La nuit tombée, avec mon ami BERNARD, j’ouvre la couverture qui enveloppait mes pommes de terre, nous nous jetons avec frénésie sur la nourriture, puis notre fringale un peu calmée, nous nous offrons le luxe de peler les derniers tubercules qui nous paraissent délicieux. Des bruits d’explosion, troublèrent notre sommeil : la bataille de Magdebourg faisait rage.
Au matin, nos sentinelles se rendirent au village, ramenèrent deux paysans, traînant une charrette avec deux récipients pleins de soupe. On nous conduisit dans une cabane, à l’orée du bois. Nous attendîmes, sentant notre libération toute proche.
Vers 17 heures, arrivent deux jeeps américaines. L’une reste près de nous, symbole et garantie de la liberté retrouvée. L’autre part, et revient avec une ambulance. On nous distribua des vivres et des vêtements. Quant à nos dépouilles de bagnards, nous en faisons un tas et y mettons le feu. Par ce geste, nous nous délivrions des camps. C’était un vendredi 13, jour bénéfique entre tous…

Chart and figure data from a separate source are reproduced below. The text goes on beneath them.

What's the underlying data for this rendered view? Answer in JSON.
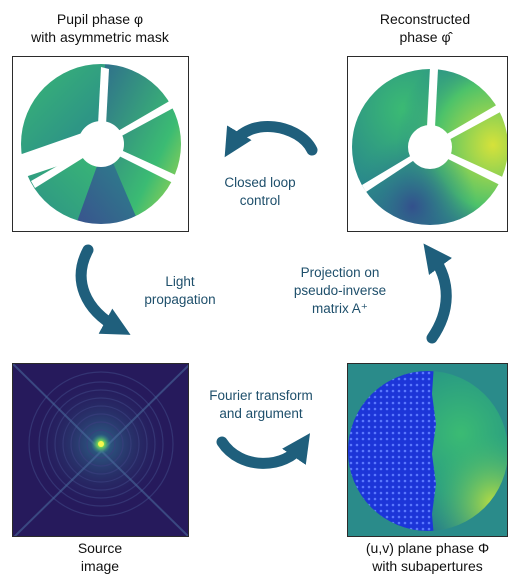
{
  "captions": {
    "pupil_phase": [
      "Pupil phase φ",
      "with asymmetric mask"
    ],
    "reconstructed_phase": [
      "Reconstructed",
      "phase φ̂"
    ],
    "source_image": [
      "Source",
      "image"
    ],
    "uv_plane": [
      "(u,v) plane phase Φ",
      "with subapertures"
    ]
  },
  "steps": {
    "closed_loop": [
      "Closed loop",
      "control"
    ],
    "light_propagation": [
      "Light",
      "propagation"
    ],
    "projection": [
      "Projection on",
      "pseudo-inverse",
      "matrix A⁺"
    ],
    "fourier": [
      "Fourier transform",
      "and argument"
    ]
  },
  "colors": {
    "arrow": "#1f5f7c",
    "step_text": "#1e4f6b",
    "viridis_dark": "#2f5f8a",
    "viridis_teal": "#2a8b8a",
    "viridis_green": "#3bbb73",
    "viridis_yellow": "#d6e23a",
    "source_background": "#261a5c",
    "subaperture_blue": "#1c35d8"
  }
}
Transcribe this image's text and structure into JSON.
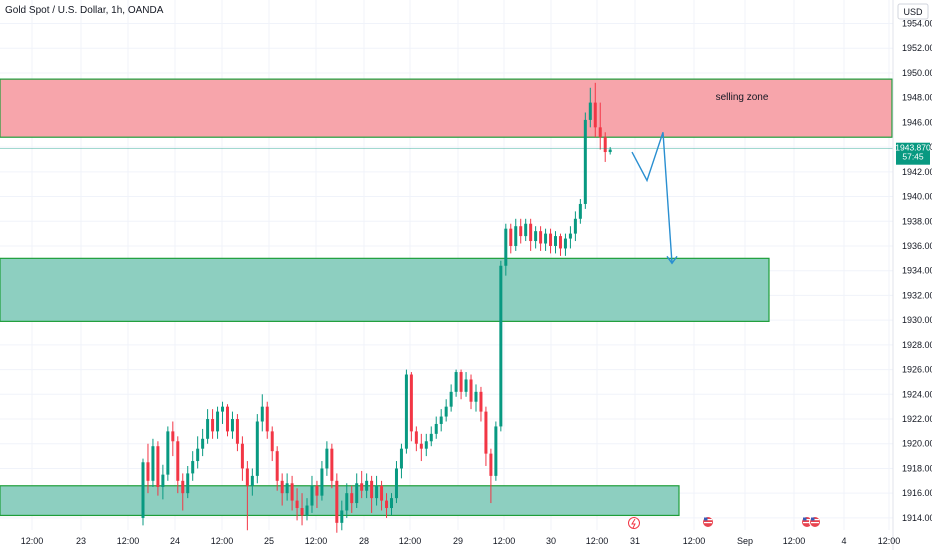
{
  "header": {
    "symbol_text": "Gold Spot / U.S. Dollar, 1h, OANDA"
  },
  "currency_button": "USD",
  "price_badge": {
    "price": "1943.870",
    "countdown": "57:45"
  },
  "colors": {
    "up": "#089981",
    "down": "#f23645",
    "red_zone_fill": "#f7a5ab",
    "teal_zone_fill": "#8dcfc0",
    "zone_border": "#1e9e3a",
    "arrow": "#2a8fd1",
    "badge": "#089981",
    "grid": "#f0f3fa",
    "axis_text": "#131722"
  },
  "chart_data": {
    "type": "candlestick",
    "title": "Gold Spot / U.S. Dollar, 1h, OANDA",
    "xlabel": "",
    "ylabel": "",
    "ylim": [
      1912.4,
      1955.2
    ],
    "y_ticks": [
      "1954.000",
      "1952.000",
      "1950.000",
      "1948.000",
      "1946.000",
      "1944.000",
      "1942.000",
      "1940.000",
      "1938.000",
      "1936.000",
      "1934.000",
      "1932.000",
      "1930.000",
      "1928.000",
      "1926.000",
      "1924.000",
      "1922.000",
      "1920.000",
      "1918.000",
      "1916.000",
      "1914.000"
    ],
    "x_ticks": [
      "12:00",
      "23",
      "12:00",
      "24",
      "12:00",
      "25",
      "12:00",
      "28",
      "12:00",
      "29",
      "12:00",
      "30",
      "12:00",
      "31",
      "12:00",
      "Sep",
      "12:00",
      "4",
      "12:00"
    ],
    "last_price": 1943.87,
    "zones": [
      {
        "label": "selling zone",
        "kind": "resistance",
        "from": 1944.8,
        "to": 1949.5
      },
      {
        "label": "",
        "kind": "support",
        "from": 1929.9,
        "to": 1935.0
      },
      {
        "label": "",
        "kind": "support",
        "from": 1914.2,
        "to": 1916.6
      }
    ],
    "projection": [
      1943.6,
      1941.3,
      1945.2,
      1934.6
    ],
    "candles": [
      [
        1914.0,
        1918.5,
        1913.4,
        1918.8
      ],
      [
        1918.5,
        1917.0,
        1916.0,
        1920.0
      ],
      [
        1917.0,
        1919.8,
        1916.5,
        1920.4
      ],
      [
        1919.8,
        1916.5,
        1915.8,
        1920.2
      ],
      [
        1916.5,
        1917.5,
        1915.5,
        1918.3
      ],
      [
        1917.5,
        1921.0,
        1917.0,
        1921.4
      ],
      [
        1921.0,
        1920.2,
        1919.0,
        1921.8
      ],
      [
        1920.2,
        1917.0,
        1916.0,
        1920.6
      ],
      [
        1917.0,
        1916.0,
        1914.6,
        1917.6
      ],
      [
        1916.0,
        1917.6,
        1915.6,
        1918.2
      ],
      [
        1917.6,
        1918.6,
        1917.0,
        1919.4
      ],
      [
        1918.6,
        1919.6,
        1918.0,
        1920.6
      ],
      [
        1919.6,
        1920.4,
        1919.0,
        1921.2
      ],
      [
        1920.4,
        1922.0,
        1920.0,
        1922.8
      ],
      [
        1922.0,
        1921.0,
        1920.4,
        1922.8
      ],
      [
        1921.0,
        1922.6,
        1920.4,
        1923.0
      ],
      [
        1922.6,
        1923.0,
        1921.6,
        1923.4
      ],
      [
        1923.0,
        1921.0,
        1920.6,
        1923.2
      ],
      [
        1921.0,
        1922.0,
        1920.4,
        1922.6
      ],
      [
        1922.0,
        1920.0,
        1919.4,
        1922.4
      ],
      [
        1920.0,
        1918.0,
        1917.0,
        1920.6
      ],
      [
        1918.0,
        1916.6,
        1913.0,
        1918.6
      ],
      [
        1916.6,
        1917.4,
        1915.8,
        1918.0
      ],
      [
        1917.4,
        1921.8,
        1916.8,
        1922.4
      ],
      [
        1921.8,
        1923.0,
        1921.0,
        1924.0
      ],
      [
        1923.0,
        1921.0,
        1920.4,
        1923.4
      ],
      [
        1921.0,
        1919.4,
        1918.6,
        1921.4
      ],
      [
        1919.4,
        1917.0,
        1916.2,
        1919.8
      ],
      [
        1917.0,
        1916.0,
        1915.0,
        1917.6
      ],
      [
        1916.0,
        1916.8,
        1915.4,
        1917.6
      ],
      [
        1916.8,
        1915.4,
        1914.6,
        1917.4
      ],
      [
        1915.4,
        1914.8,
        1913.8,
        1916.4
      ],
      [
        1914.8,
        1914.2,
        1913.4,
        1916.0
      ],
      [
        1914.2,
        1915.0,
        1913.8,
        1915.6
      ],
      [
        1915.0,
        1916.6,
        1914.4,
        1917.4
      ],
      [
        1916.6,
        1915.8,
        1914.8,
        1917.0
      ],
      [
        1915.8,
        1918.0,
        1915.4,
        1918.6
      ],
      [
        1918.0,
        1919.6,
        1917.4,
        1920.2
      ],
      [
        1919.6,
        1917.0,
        1916.4,
        1920.0
      ],
      [
        1917.0,
        1913.6,
        1912.8,
        1917.6
      ],
      [
        1913.6,
        1914.6,
        1913.0,
        1915.4
      ],
      [
        1914.6,
        1916.0,
        1914.0,
        1916.8
      ],
      [
        1916.0,
        1915.2,
        1914.4,
        1916.6
      ],
      [
        1915.2,
        1916.8,
        1914.8,
        1917.6
      ],
      [
        1916.8,
        1916.2,
        1915.6,
        1917.8
      ],
      [
        1916.2,
        1917.0,
        1915.6,
        1917.6
      ],
      [
        1917.0,
        1915.6,
        1914.4,
        1917.4
      ],
      [
        1915.6,
        1916.6,
        1915.0,
        1917.4
      ],
      [
        1916.6,
        1915.4,
        1914.6,
        1917.0
      ],
      [
        1915.4,
        1914.8,
        1914.0,
        1916.0
      ],
      [
        1914.8,
        1915.6,
        1914.2,
        1916.0
      ],
      [
        1915.6,
        1918.0,
        1915.2,
        1918.6
      ],
      [
        1918.0,
        1919.6,
        1917.2,
        1920.0
      ],
      [
        1919.6,
        1925.6,
        1919.2,
        1926.0
      ],
      [
        1925.6,
        1921.0,
        1920.2,
        1925.8
      ],
      [
        1921.0,
        1920.0,
        1919.4,
        1921.4
      ],
      [
        1920.0,
        1919.6,
        1918.6,
        1920.8
      ],
      [
        1919.6,
        1920.2,
        1919.0,
        1920.8
      ],
      [
        1920.2,
        1920.8,
        1919.8,
        1921.4
      ],
      [
        1920.8,
        1921.6,
        1920.4,
        1922.2
      ],
      [
        1921.6,
        1922.2,
        1921.0,
        1922.8
      ],
      [
        1922.2,
        1923.0,
        1921.8,
        1923.6
      ],
      [
        1923.0,
        1924.2,
        1922.6,
        1924.8
      ],
      [
        1924.2,
        1925.8,
        1923.8,
        1926.0
      ],
      [
        1925.8,
        1924.2,
        1923.6,
        1926.0
      ],
      [
        1924.2,
        1925.2,
        1923.8,
        1925.8
      ],
      [
        1925.2,
        1923.4,
        1922.8,
        1925.6
      ],
      [
        1923.4,
        1924.2,
        1922.6,
        1924.8
      ],
      [
        1924.2,
        1922.6,
        1921.8,
        1924.6
      ],
      [
        1922.6,
        1919.2,
        1918.2,
        1923.0
      ],
      [
        1919.2,
        1917.4,
        1915.2,
        1919.6
      ],
      [
        1917.4,
        1921.4,
        1917.0,
        1921.8
      ],
      [
        1921.4,
        1934.4,
        1921.0,
        1934.8
      ],
      [
        1934.4,
        1937.4,
        1933.6,
        1937.8
      ],
      [
        1937.4,
        1936.0,
        1935.4,
        1937.8
      ],
      [
        1936.0,
        1937.6,
        1935.6,
        1938.2
      ],
      [
        1937.6,
        1936.8,
        1936.2,
        1938.2
      ],
      [
        1936.8,
        1937.8,
        1936.4,
        1938.2
      ],
      [
        1937.8,
        1936.4,
        1935.6,
        1938.2
      ],
      [
        1936.4,
        1937.2,
        1935.8,
        1937.6
      ],
      [
        1937.2,
        1936.2,
        1935.6,
        1937.6
      ],
      [
        1936.2,
        1937.0,
        1935.6,
        1937.4
      ],
      [
        1937.0,
        1936.0,
        1935.4,
        1937.4
      ],
      [
        1936.0,
        1936.8,
        1935.4,
        1937.2
      ],
      [
        1936.8,
        1935.8,
        1935.2,
        1937.0
      ],
      [
        1935.8,
        1936.6,
        1935.2,
        1937.0
      ],
      [
        1936.6,
        1937.0,
        1935.8,
        1937.6
      ],
      [
        1937.0,
        1938.2,
        1936.4,
        1938.8
      ],
      [
        1938.2,
        1939.4,
        1937.8,
        1939.8
      ],
      [
        1939.4,
        1946.2,
        1939.0,
        1946.8
      ],
      [
        1946.2,
        1947.6,
        1945.6,
        1948.8
      ],
      [
        1947.6,
        1945.6,
        1944.8,
        1949.2
      ],
      [
        1945.6,
        1944.8,
        1943.8,
        1947.6
      ],
      [
        1944.8,
        1943.6,
        1942.8,
        1945.2
      ],
      [
        1943.6,
        1943.8,
        1943.4,
        1944.0
      ]
    ]
  }
}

Le soir même nous errions dans le village de Burgstall, heureux d’aller sans contrainte, de n’être plus menacés de rien, sinon d’une longue suite de jours libres. Et nous apprîmes deux jours plus tard, la tragédie de Gardelegen, qui s’était déroulée à quelques kilomètres de nous, deux ou trois heures après notre libération. Sur le moment, nous fûmes saisis d’un sentiment de peur rétrospective, en songeant que nous aurions dû être dans la grange ardente. Après, nos pensées allèrent aux 1.016 camarades qui avaient péri dans ce gigantesque et monstrueux brasier, et qui restera, l’un des plus abominables crimes de la barbarie nazie.